When it was time to learn steps, Marita demonstrated each one, pausing to show a particular twist of the hip or how she planted her foot or rose up off her heel. We all followed along, our arms and legs and chests and hips doing their best to mirror hers. We broke into three lines and, with the drummers drumming away, danced along the floor using these newly learned movements, letting our arms fly wide and our feet bounce.

As an inexperienced dancer who sometimes struggles with choreography, I goofed in spots – stepping to the wrong side or forgetting a turn – but it didn’t matter. We each traveled across the room moving and smiling, letting the sound of the drums guide us forward.

The hour-and-a-half-long class flew by this way – Marita showing us new steps and us dancing across the room in rows, everyone reveling in the sounds and the freedom to take up space and move with energy. And it felt wonderful.
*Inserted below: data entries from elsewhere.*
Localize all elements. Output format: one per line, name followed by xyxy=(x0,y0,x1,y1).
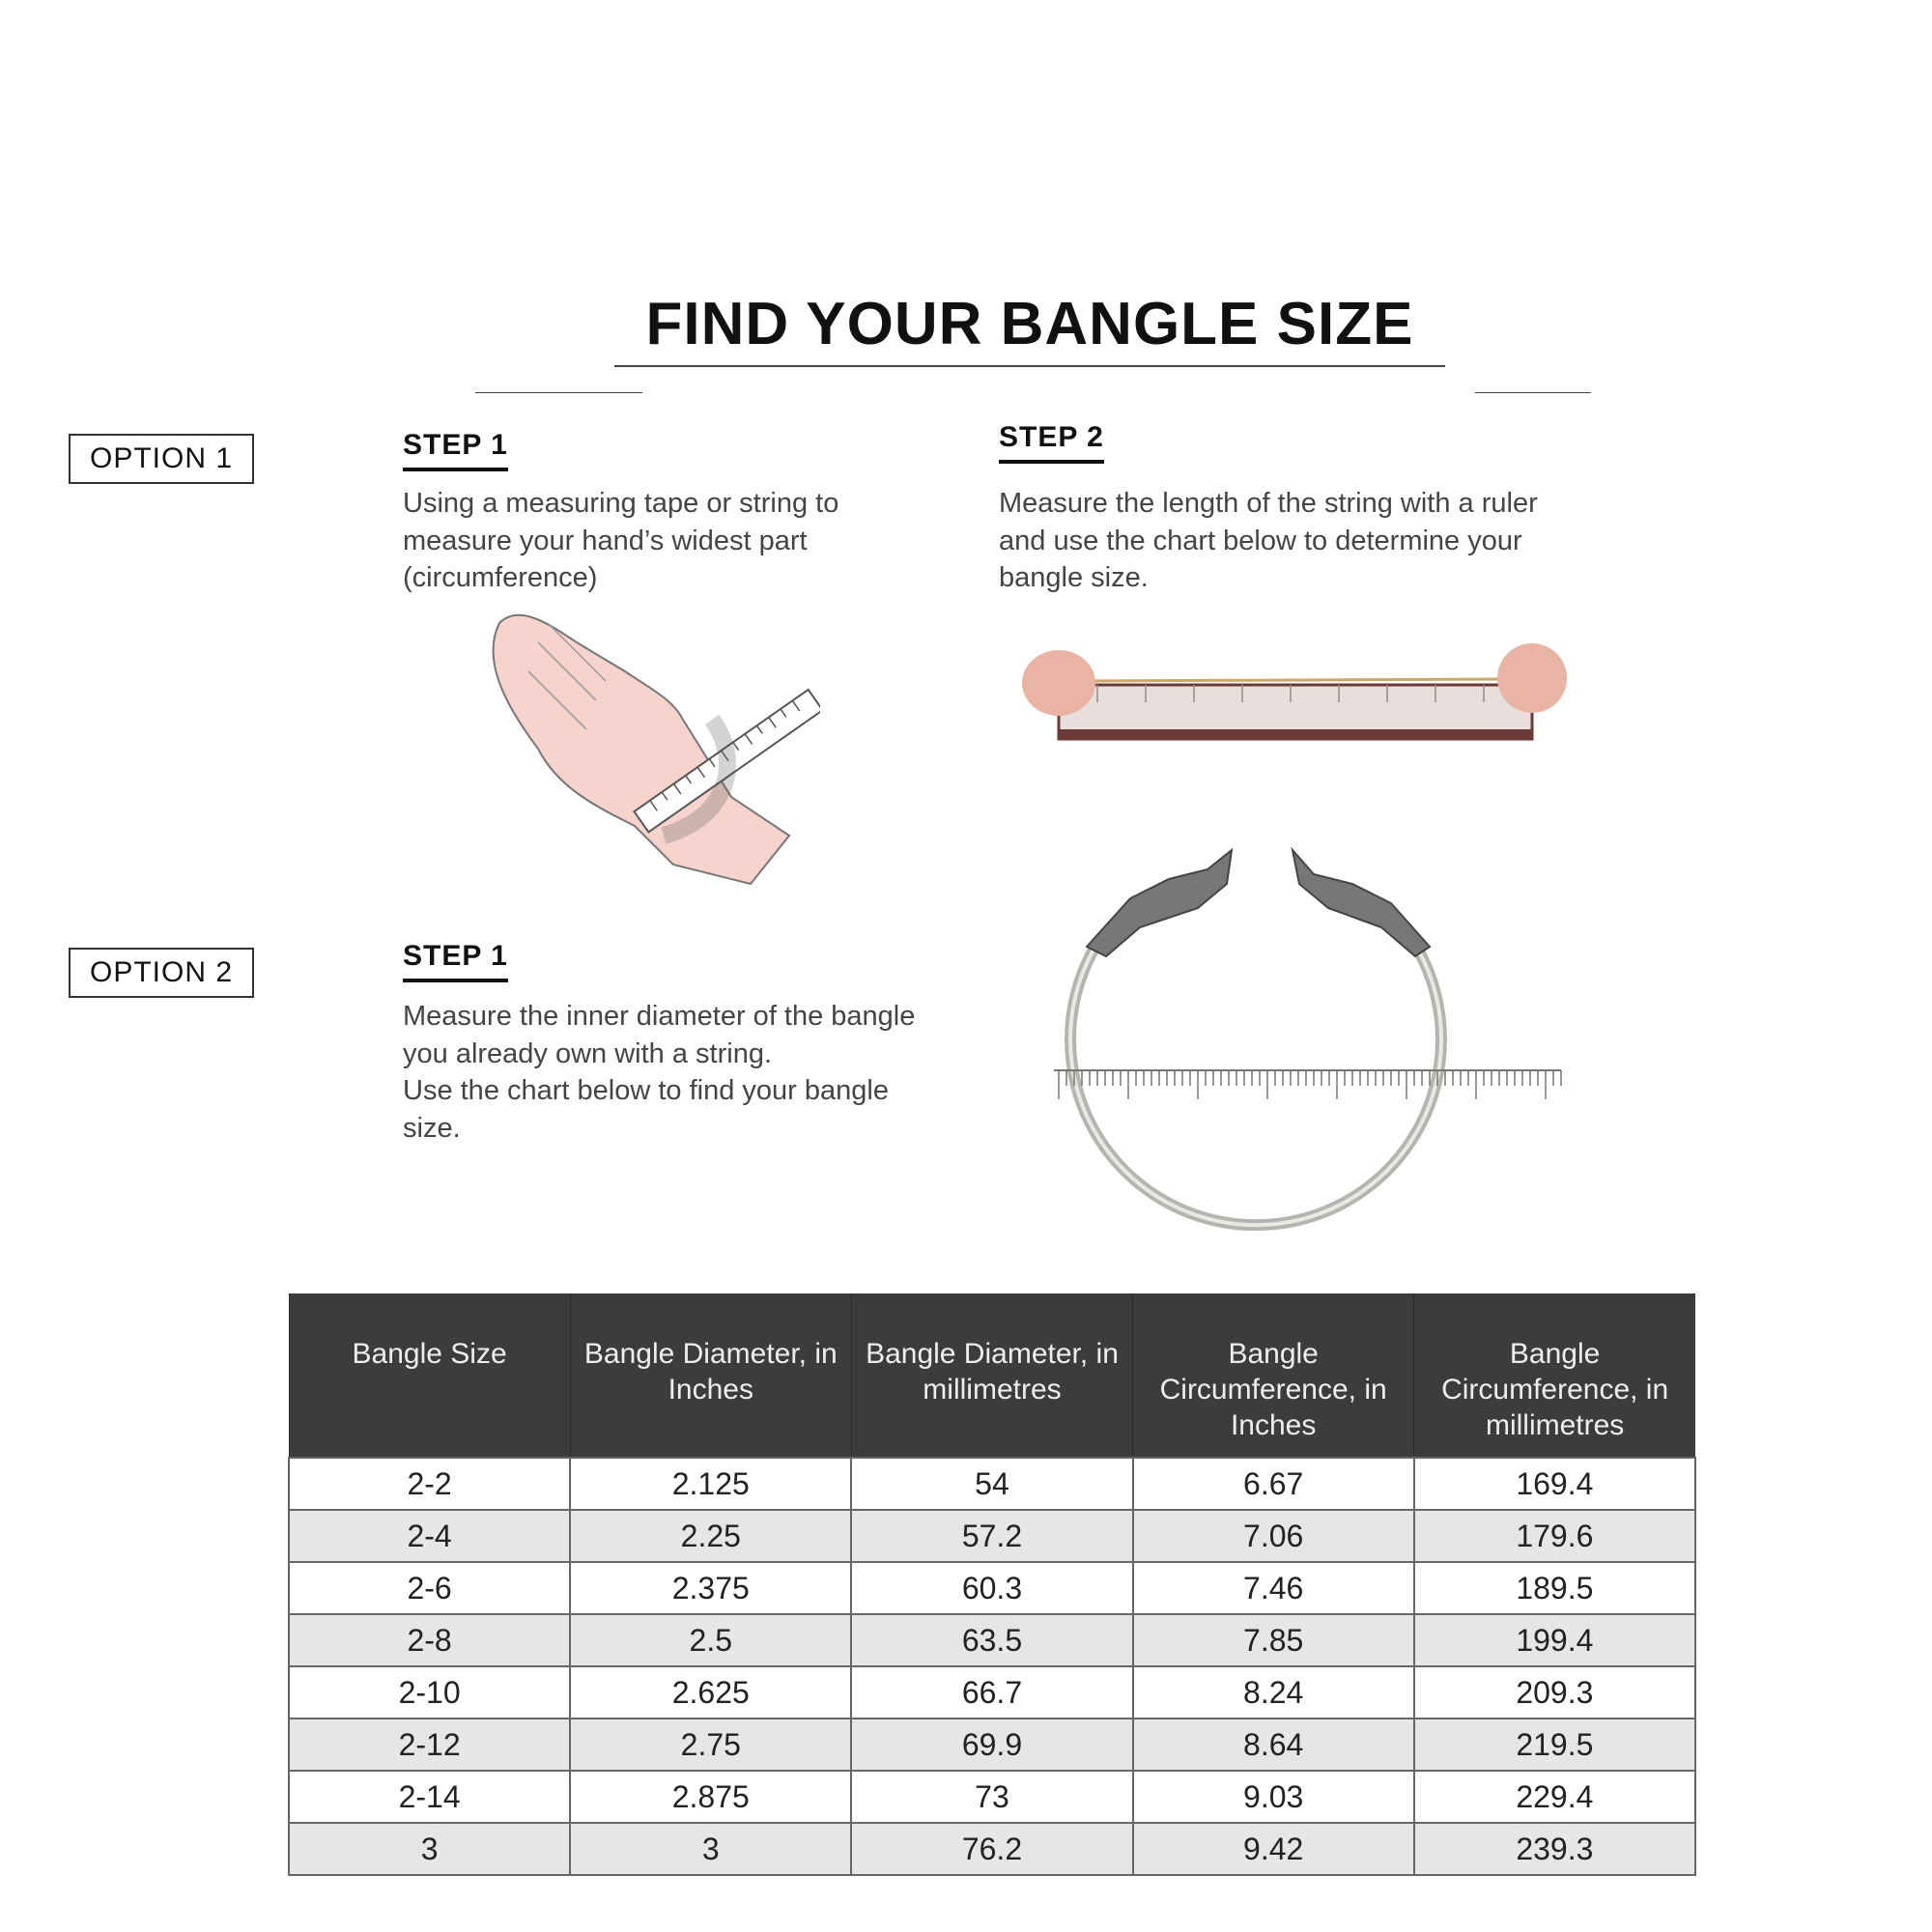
divider-left xyxy=(475,392,642,393)
table-row: 2-8 2.5 63.5 7.85 199.4 xyxy=(287,1613,1697,1667)
table-cell: 2-2 xyxy=(287,1457,572,1511)
table-cell: 2-12 xyxy=(287,1718,572,1772)
table-cell: 8.24 xyxy=(1131,1665,1415,1719)
page-title: FIND YOUR BANGLE SIZE xyxy=(645,291,1414,357)
table-cell: 199.4 xyxy=(1412,1613,1697,1667)
desc-line: Using a measuring tape or string to xyxy=(403,488,839,519)
desc-line: size. xyxy=(403,1112,461,1144)
option-2-label: OPTION 2 xyxy=(69,948,254,998)
desc-line: (circumference) xyxy=(403,562,598,593)
table-cell: 239.3 xyxy=(1412,1822,1697,1876)
table-row: 2-10 2.625 66.7 8.24 209.3 xyxy=(287,1665,1697,1719)
step-heading: STEP 2 xyxy=(999,421,1104,464)
table-row: 2-4 2.25 57.2 7.06 179.6 xyxy=(287,1509,1697,1563)
table-cell: 169.4 xyxy=(1412,1457,1697,1511)
divider-right xyxy=(1475,392,1591,393)
table-cell: 2.75 xyxy=(569,1718,853,1772)
table-cell: 2-8 xyxy=(287,1613,572,1667)
table-cell: 209.3 xyxy=(1412,1665,1697,1719)
table-cell: 3 xyxy=(569,1822,853,1876)
column-header: Bangle Diameter, in millimetres xyxy=(850,1293,1133,1458)
table-row: 2-12 2.75 69.9 8.64 219.5 xyxy=(287,1718,1697,1772)
table-cell: 57.2 xyxy=(850,1509,1134,1563)
table-cell: 60.3 xyxy=(850,1561,1134,1615)
hand-measuring-illustration xyxy=(492,613,820,886)
table-cell: 2.875 xyxy=(569,1770,853,1824)
table-cell: 9.03 xyxy=(1131,1770,1415,1824)
table-cell: 7.06 xyxy=(1131,1509,1415,1563)
table-cell: 229.4 xyxy=(1412,1770,1697,1824)
table-cell: 2.375 xyxy=(569,1561,853,1615)
table-cell: 3 xyxy=(287,1822,572,1876)
desc-line: measure your hand’s widest part xyxy=(403,525,808,556)
table-cell: 2-10 xyxy=(287,1665,572,1719)
column-header: Bangle Diameter, in Inches xyxy=(569,1293,852,1458)
step-description: Using a measuring tape or string to meas… xyxy=(403,485,838,597)
table-cell: 189.5 xyxy=(1412,1561,1697,1615)
table-cell: 54 xyxy=(850,1457,1134,1511)
table-cell: 2.5 xyxy=(569,1613,853,1667)
table-cell: 2-14 xyxy=(287,1770,572,1824)
table-cell: 179.6 xyxy=(1412,1509,1697,1563)
option-1-label: OPTION 1 xyxy=(69,434,254,484)
desc-line: bangle size. xyxy=(999,562,1149,593)
table-row: 2-6 2.375 60.3 7.46 189.5 xyxy=(287,1561,1697,1615)
column-header: Bangle Size xyxy=(288,1293,571,1458)
table-cell: 219.5 xyxy=(1412,1718,1697,1772)
table-row: 2-14 2.875 73 9.03 229.4 xyxy=(287,1770,1697,1824)
table-cell: 7.85 xyxy=(1131,1613,1415,1667)
table-row: 3 3 76.2 9.42 239.3 xyxy=(287,1822,1697,1876)
table-cell: 7.46 xyxy=(1131,1561,1415,1615)
step-heading: STEP 1 xyxy=(403,940,508,982)
table-cell: 66.7 xyxy=(850,1665,1134,1719)
desc-line: Measure the length of the string with a … xyxy=(999,488,1538,519)
step-heading: STEP 1 xyxy=(403,429,508,471)
table-header-row: Bangle Size Bangle Diameter, in Inches B… xyxy=(288,1293,1695,1458)
column-header: Bangle Circumference, in millimetres xyxy=(1413,1293,1695,1458)
desc-line: and use the chart below to determine you… xyxy=(999,525,1522,556)
step-description: Measure the length of the string with a … xyxy=(999,485,1538,597)
option-1-step-2: STEP 2 Measure the length of the string … xyxy=(999,421,1538,597)
table-cell: 6.67 xyxy=(1131,1457,1415,1511)
step-description: Measure the inner diameter of the bangle… xyxy=(403,998,915,1147)
table-cell: 73 xyxy=(850,1770,1134,1824)
table-cell: 2-4 xyxy=(287,1509,572,1563)
desc-line: Use the chart below to find your bangle xyxy=(403,1075,889,1106)
option-1-step-1: STEP 1 Using a measuring tape or string … xyxy=(403,429,838,597)
table-cell: 69.9 xyxy=(850,1718,1134,1772)
title-underline xyxy=(614,365,1445,367)
desc-line: you already own with a string. xyxy=(403,1037,773,1069)
table-cell: 2.25 xyxy=(569,1509,853,1563)
column-header: Bangle Circumference, in Inches xyxy=(1132,1293,1414,1458)
table-cell: 2-6 xyxy=(287,1561,572,1615)
desc-line: Measure the inner diameter of the bangle xyxy=(403,1001,916,1032)
ruler-string-illustration xyxy=(1022,643,1567,741)
bangle-illustration xyxy=(1054,846,1562,1232)
table-row: 2-2 2.125 54 6.67 169.4 xyxy=(287,1457,1697,1511)
option-2-step-1: STEP 1 Measure the inner diameter of the… xyxy=(403,940,915,1147)
table-cell: 76.2 xyxy=(850,1822,1134,1876)
bangle-size-table: Bangle Size Bangle Diameter, in Inches B… xyxy=(287,1293,1697,1876)
table-cell: 8.64 xyxy=(1131,1718,1415,1772)
table-cell: 2.125 xyxy=(569,1457,853,1511)
table-cell: 63.5 xyxy=(850,1613,1134,1667)
table-cell: 2.625 xyxy=(569,1665,853,1719)
table-cell: 9.42 xyxy=(1131,1822,1415,1876)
Portland New Church on Stevens Avenue in Portland. Shannon Bryan photo

West African Dance and Drum

6-7:30 p.m. Tuesdays
Portland New Church, 302 Stevens Ave., Portland
$16 drop-in ($1 is donated to important initiatives here in Maine and in Guinea. Read more.)
New students pay just $24 for 4 classes
Discounts as needed – nobody turned away for lack of funds.
1st Tuesday Special: To encourage gender diversity on the dance floor, the 1st Tuesday of every month is just $5 for gender-non-conforming and male-identified dancers.
FMI: embodytherhythm.com/dance-class-description/ and www.facebook.com/groups/EmbodyTheRhythm/

– Adult Classes are designed for beginner and intermediate students, bringing community together through the healing power of movement and music. No experience is necessary. Classes are gender neutral ~ same moves danced by all.

– Dancers generally dance barefoot, but dance shoes (not street shoes) are fine too, if preferred.

– Wear comfortable clothing that allows ease of movement, and the ability to work up a sweat.

– Bring a water bottle and stay hydrated.